2) Uncertain Resignation
Pilate doesn't know what to make up of Jesus, though he's not the disrupter or criminal the people are claiming. He's tried at some level to prevent Jesus' crucifixion, though he was still willing to torture an innocent man to appease the people. Eventually he gives in to their demands. There are those who hate Jesus and reject him outright. And there are those who resign themselves to popular opinion on Jesus. Because they can't figure him out or arrive at a clear conclusion, they default to a more passive rejection of Jesus that is no less a rejection of Jesus than those who do so aggressively.
Oh sure, they think they're more open minded, and more thoughtful and reasonable, but in the end they are on the side of those who rage against Jesus. In their uncertainty they remain self-reliant and self-righteous, rather than taking the leap to relying on Jesus and trusting in his righteous. Faith in Jesus isn't about certainty... it's about where we lean and put our weight down regarding things we're oncertain about. Pilate and those who follow in his steps are those who even though they have some elevated thoughts of Jesus still put their weight down on themselves.
And such were we. All of us at one point were in one of these camps. All of us at some point postured toward Jesus in one of these ways. And that's why he went to the cross... to take the sin of the angry mob and the sins Pilate which live in all of us, and to make forgiveness and reconciliation possible. If you are not in one of those places of irrational rejection and uncertain resignation, it's only because of the grace of Jesus and his power to change your heart. Praise Christ!
If you are still in one of those places today, than plead with Christ to show you himself... and if you're willing to open yourself up to Jesus, I'm confident he will do for you what he's done for so many others... to make himself real to you personally and undeniably.

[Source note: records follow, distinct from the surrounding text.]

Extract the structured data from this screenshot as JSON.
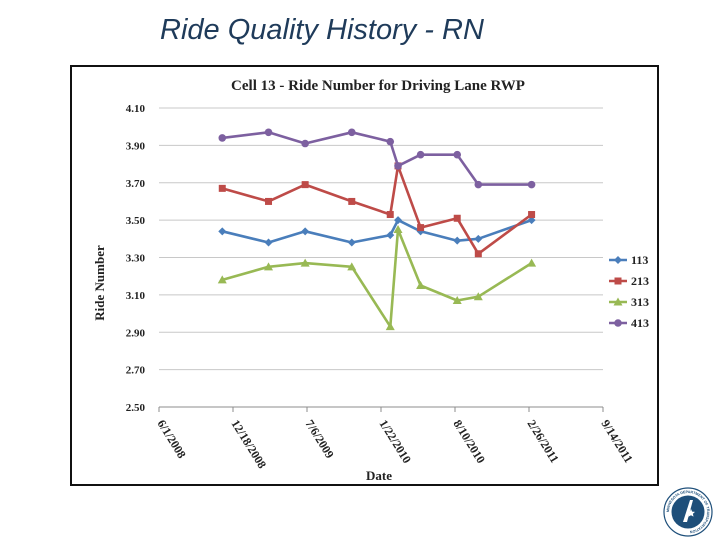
{
  "slide": {
    "title": "Ride Quality History - RN"
  },
  "logo": {
    "name": "department-of-transportation-seal",
    "text": "MINNESOTA DEPARTMENT OF TRANSPORTATION"
  },
  "chart_data": {
    "type": "line",
    "title": "Cell 13 - Ride Number for Driving Lane RWP",
    "xlabel": "Date",
    "ylabel": "Ride Number",
    "x_axis_type": "date",
    "xlim": [
      "2008-06-01",
      "2011-09-14"
    ],
    "ylim": [
      2.5,
      4.1
    ],
    "y_ticks": [
      2.5,
      2.7,
      2.9,
      3.1,
      3.3,
      3.5,
      3.7,
      3.9,
      4.1
    ],
    "y_tick_labels": [
      "2.50",
      "2.70",
      "2.90",
      "3.10",
      "3.30",
      "3.50",
      "3.70",
      "3.90",
      "4.10"
    ],
    "x_ticks": [
      "2008-06-01",
      "2008-12-18",
      "2009-07-06",
      "2010-01-22",
      "2010-08-10",
      "2011-02-26",
      "2011-09-14"
    ],
    "x_tick_labels": [
      "6/1/2008",
      "12/18/2008",
      "7/6/2009",
      "1/22/2010",
      "8/10/2010",
      "2/26/2011",
      "9/14/2011"
    ],
    "grid": "horizontal",
    "legend_position": "right",
    "series": [
      {
        "name": "113",
        "color": "#4a7ebb",
        "marker": "diamond",
        "points": [
          {
            "x": "2008-11-19",
            "y": 3.44
          },
          {
            "x": "2009-03-24",
            "y": 3.38
          },
          {
            "x": "2009-07-01",
            "y": 3.44
          },
          {
            "x": "2009-11-04",
            "y": 3.38
          },
          {
            "x": "2010-02-16",
            "y": 3.42
          },
          {
            "x": "2010-03-09",
            "y": 3.5
          },
          {
            "x": "2010-05-09",
            "y": 3.44
          },
          {
            "x": "2010-08-16",
            "y": 3.39
          },
          {
            "x": "2010-10-12",
            "y": 3.4
          },
          {
            "x": "2011-03-05",
            "y": 3.5
          }
        ]
      },
      {
        "name": "213",
        "color": "#be4b48",
        "marker": "square",
        "points": [
          {
            "x": "2008-11-19",
            "y": 3.67
          },
          {
            "x": "2009-03-24",
            "y": 3.6
          },
          {
            "x": "2009-07-01",
            "y": 3.69
          },
          {
            "x": "2009-11-04",
            "y": 3.6
          },
          {
            "x": "2010-02-16",
            "y": 3.53
          },
          {
            "x": "2010-03-09",
            "y": 3.79
          },
          {
            "x": "2010-05-09",
            "y": 3.46
          },
          {
            "x": "2010-08-16",
            "y": 3.51
          },
          {
            "x": "2010-10-12",
            "y": 3.32
          },
          {
            "x": "2011-03-05",
            "y": 3.53
          }
        ]
      },
      {
        "name": "313",
        "color": "#98b954",
        "marker": "triangle",
        "points": [
          {
            "x": "2008-11-19",
            "y": 3.18
          },
          {
            "x": "2009-03-24",
            "y": 3.25
          },
          {
            "x": "2009-07-01",
            "y": 3.27
          },
          {
            "x": "2009-11-04",
            "y": 3.25
          },
          {
            "x": "2010-02-16",
            "y": 2.93
          },
          {
            "x": "2010-03-09",
            "y": 3.45
          },
          {
            "x": "2010-05-09",
            "y": 3.15
          },
          {
            "x": "2010-08-16",
            "y": 3.07
          },
          {
            "x": "2010-10-12",
            "y": 3.09
          },
          {
            "x": "2011-03-05",
            "y": 3.27
          }
        ]
      },
      {
        "name": "413",
        "color": "#7d60a0",
        "marker": "circle",
        "points": [
          {
            "x": "2008-11-19",
            "y": 3.94
          },
          {
            "x": "2009-03-24",
            "y": 3.97
          },
          {
            "x": "2009-07-01",
            "y": 3.91
          },
          {
            "x": "2009-11-04",
            "y": 3.97
          },
          {
            "x": "2010-02-16",
            "y": 3.92
          },
          {
            "x": "2010-03-09",
            "y": 3.79
          },
          {
            "x": "2010-05-09",
            "y": 3.85
          },
          {
            "x": "2010-08-16",
            "y": 3.85
          },
          {
            "x": "2010-10-12",
            "y": 3.69
          },
          {
            "x": "2011-03-05",
            "y": 3.69
          }
        ]
      }
    ]
  }
}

A Prayer for Change of Heart:
Heavenly Father, there is still a natural skepticism in me, where doubts and questions and uncertainties linger. I still cling to barriers to my faith which I frame as intellectual and rational in my own mind, but the truth is that there's something in me that is identified with such thoughts at this point... I'm afraid of being totally convinced. I'm afraid of opening myelf up fully to Jesus and how that will make me look, or feel or what it will mean. Something of my pride wants to stay unconvinced in certain ways... and there are people I know who struggle this way too... Lord, persuade the unbelieving parts of me heart... help me lay down that resistance that aligns me in some way with the angry mob and with Pilate... change me into a rationally coherent and utterly convinced follower of Jesus.